Ursula von der Leyen fühlt sich mal wieder in ihrem Element. Am Vormittag des 14. September hielt sie die alljährlich in diesem Monat anstehende Rede zur Lage der Europäischen Union (EU), danach flog sie weiter nach Kiew, um den ukrainischen Staatspräsidenten Selenskyj zu treffen.
Nun ist zwar alles schon x-mal gesagt, was Frau von der Leyen von sich gibt, aber offenbar noch nicht oft genug. Und so pendelte denn das Europäische Parlament (EP) mal wieder nach Straßburg, um zu lauschen und um zu zeigen, dass man jemand ist, dass man nach der Sommerpause wieder da ist und dass man sich wichtig vorkommt. EU-Kommissionspräsidentin von der Leyen trat denn auch vor die nicht voll besetzten Ränge des EU-Parlaments, um rund eine Stunde viel Übliches zu sagen und Kostspieliges anzukündigen.
Was von der Leyen zur EU sagte
Zur Entlastung der Verbraucher sollen laut EU-Kommissionspräsidentin übermäßige Gewinne von Energiefirmen künftig abgeschöpft und neu verteilt werden. Dazu kündigte sie einen Vorschlag gegen hohe Energiepreise an, der sowohl Produzenten von erneuerbarem Strom als auch Gas- und Ölkonzerne treffen würde. „Unser Vorschlag wird mehr als 140 Milliarden Euro für die Mitgliedstaaten bringen, um die Not unmittelbar abzufedern“, sagte von der Leyen.
Der Gesetzesvorschlag sieht ihr zufolge vor, dass übermäßige Gewinne vieler Stromproduzenten an Verbraucher verteilt werden sollen, um sie zu entlasten. Firmen, die Elektrizität nicht aus Gas herstellen, sollen einen Teil dieser Gewinne abgeben. Laut einem Entwurf sollen Einnahmen ab 180 Euro pro Megawattstunde an den Staat gehen. Aus diesem Geld sollten Entlastungsmaßnahmen finanziert werden.
Die EU soll zudem den Fachkräftemangel stärker mit Hilfe aus Drittstaaten angehen. Anmerkung des Verfassers dieser Kolumne: Warum denkt von der Leyen hier an „Drittstaaten“ und nicht zuerst an die vielen, vielen jungen arbeitslosen Jugendlichen in den südeuropäischen EU-Mitgliedsstaaten?

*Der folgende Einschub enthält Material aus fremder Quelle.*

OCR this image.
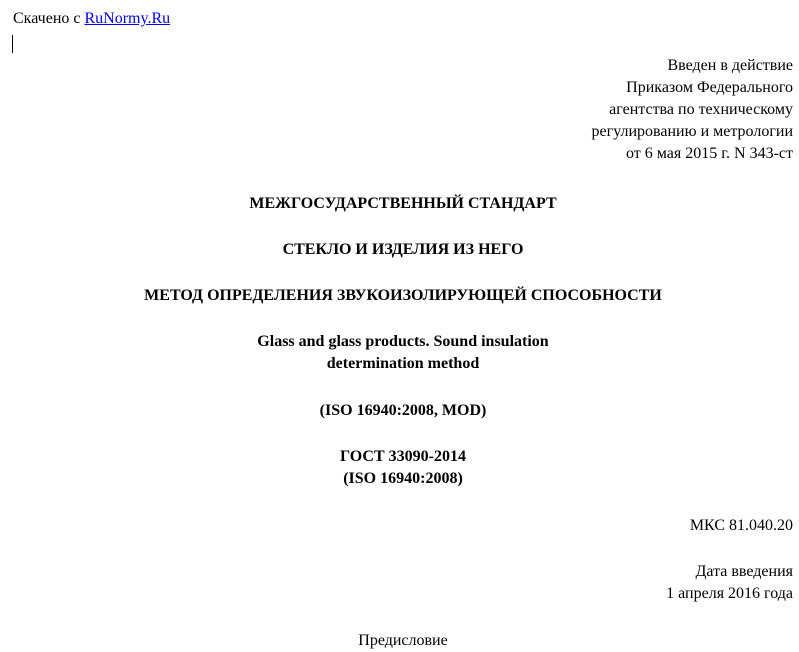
Скачено с RuNormy.Ru
Введен в действие
Приказом Федерального
агентства по техническому
регулированию и метрологии
от 6 мая 2015 г. N 343-ст
МЕЖГОСУДАРСТВЕННЫЙ СТАНДАРТ
СТЕКЛО И ИЗДЕЛИЯ ИЗ НЕГО
МЕТОД ОПРЕДЕЛЕНИЯ ЗВУКОИЗОЛИРУЮЩЕЙ СПОСОБНОСТИ
Glass and glass products. Sound insulation
determination method
(ISO 16940:2008, MOD)
ГОСТ 33090-2014
(ISO 16940:2008)
МКС 81.040.20
Дата введения
1 апреля 2016 года
Предисловие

Die EU-Kommissionspräsidentin warnte zudem vor einer zu großen Abhängigkeit Europas von China, etwa in Sachen Seltene Erden. Die EU werde daher entsprechende Handelsabkommen mit Chile, Mexiko, Neuseeland ratifizieren beziehungsweise mit Australien und Indien initiieren.
Was von der Leyen zur Ukraine sagte
Ein Ende der Sanktionen gegen Russland will von der Leyen nicht, dies sei der Preis für „Putins Spur des Todes und der Vernichtung“. Die EU wolle darüber hinaus Anrufe, SMS und Datenaustausch ohne Zusatzkosten in die Ukraine ermöglichen. Konkret sagte sie, dass die Ukraine in die EU-Zone für kostenloses Roaming aufgenommen werden soll. Die Ukrainer sollen zudem Zugang zum EU-Binnenmarkt erhalten. Einfuhrzölle auf ukrainische Exporte in die EU seien bereits ausgesetzt.
Zugleich sagt sie der Ukraine eine Soforthilfe von 100 Millionen Euro zum Wiederaufbau von Schulen zu. „Denn die Zukunft der Ukraine beginnt in ihren Schulen“, so von der Leyen. Aber bis sich das via Bildung auswirkt, wird es zwei Jahrzehnte dauern. Gegenwart und Zukunft der Ukraine entscheiden sich nämlich erst einmal auf den Schauplätzen des Krieges. Aber da sollte die vormalige deutsche Verteidigungsministerin besser nicht mitreden dürfen.